In 2015, despite having no brewing experience, he won some small grants and set up the brewery. He put up posters for the Tuesday Club and gave jobs to the first five people who came forward.
They all earn the London Living Wage. “We’re saying to people, ‘you’re worth £10.75 an hour’,” he says.
“People can have lots of needs but if we can meet them there’s no reason why we can’t become colleagues. We are all skilled and we all learn in different ways.
“Benedict has very little speech but can fill a bar and draw people in with his high fives. Michaela is a great brewer. She’s a porter connoisseur who loves trains – specifically watching old films of train journeys across the South East – and visits craft breweries in her own time. By train if possible.”
He also introduces Chris, a brewer and bar worker who is also Ignition’s resident rapper and DJ. “He is also the strongest member of the Ignition team, which makes him indispensable in the brew room,” Nick says. He admits brewer and bar worker John tends to drink Ignition’s South of the River beer mixed with orange squash. “But despite John’s peculiar taste in drinks, he’s a valued member of the Ignition team and he excels at bottle-labelling,” Nick says.
“His quality control is second-to-none and he puts the rest of the team to shame with his stealth, dedication and steady hand. He can also tell you about most television shows and music from the 1990s and likes to put this knowledge to the test at quizzes.”

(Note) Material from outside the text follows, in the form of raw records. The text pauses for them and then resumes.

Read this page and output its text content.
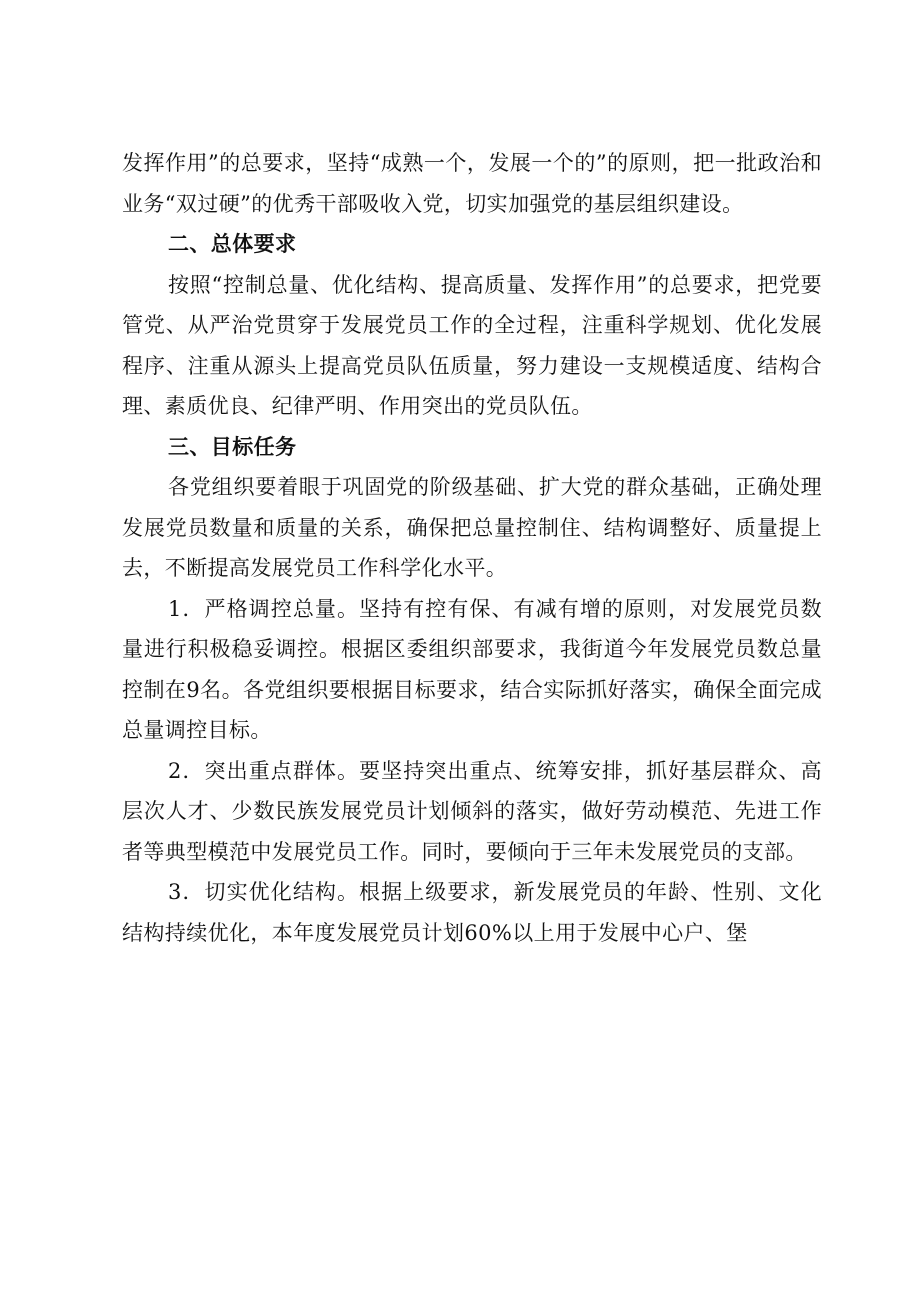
发挥作用”的总要求，坚持“成熟一个，发展一个的”的原则，把一批政治和业务“双过硬”的优秀干部吸收入党，切实加强党的基层组织建设。

二、总体要求

按照“控制总量、优化结构、提高质量、发挥作用”的总要求，把党要管党、从严治党贯穿于发展党员工作的全过程，注重科学规划、优化发展程序、注重从源头上提高党员队伍质量，努力建设一支规模适度、结构合理、素质优良、纪律严明、作用突出的党员队伍。

三、目标任务

各党组织要着眼于巩固党的阶级基础、扩大党的群众基础，正确处理发展党员数量和质量的关系，确保把总量控制住、结构调整好、质量提上去，不断提高发展党员工作科学化水平。

1．严格调控总量。坚持有控有保、有减有增的原则，对发展党员数量进行积极稳妥调控。根据区委组织部要求，我街道今年发展党员数总量控制在9名。各党组织要根据目标要求，结合实际抓好落实，确保全面完成总量调控目标。

2．突出重点群体。要坚持突出重点、统筹安排，抓好基层群众、高层次人才、少数民族发展党员计划倾斜的落实，做好劳动模范、先进工作者等典型模范中发展党员工作。同时，要倾向于三年未发展党员的支部。

3．切实优化结构。根据上级要求，新发展党员的年龄、性别、文化结构持续优化，本年度发展党员计划60%以上用于发展中心户、堡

Nick says the questions he puts to potential employees might be as simple at first as “Can you lift a keg, can you pull a pint?”.
“It’s been shown that 94% of people with learning disabilities are unemployed – that’s shocking isn’t it?” he says. “It’s good for people to have an answer when someone asks ‘What do you do?’ they can say, ‘I’m a brewer’. They can then challenge those preconceptions.”
He shrugs. “We’re just a bar that sells good beer, that’s the proof of the pudding really isn’t it? The fact that people keep coming.”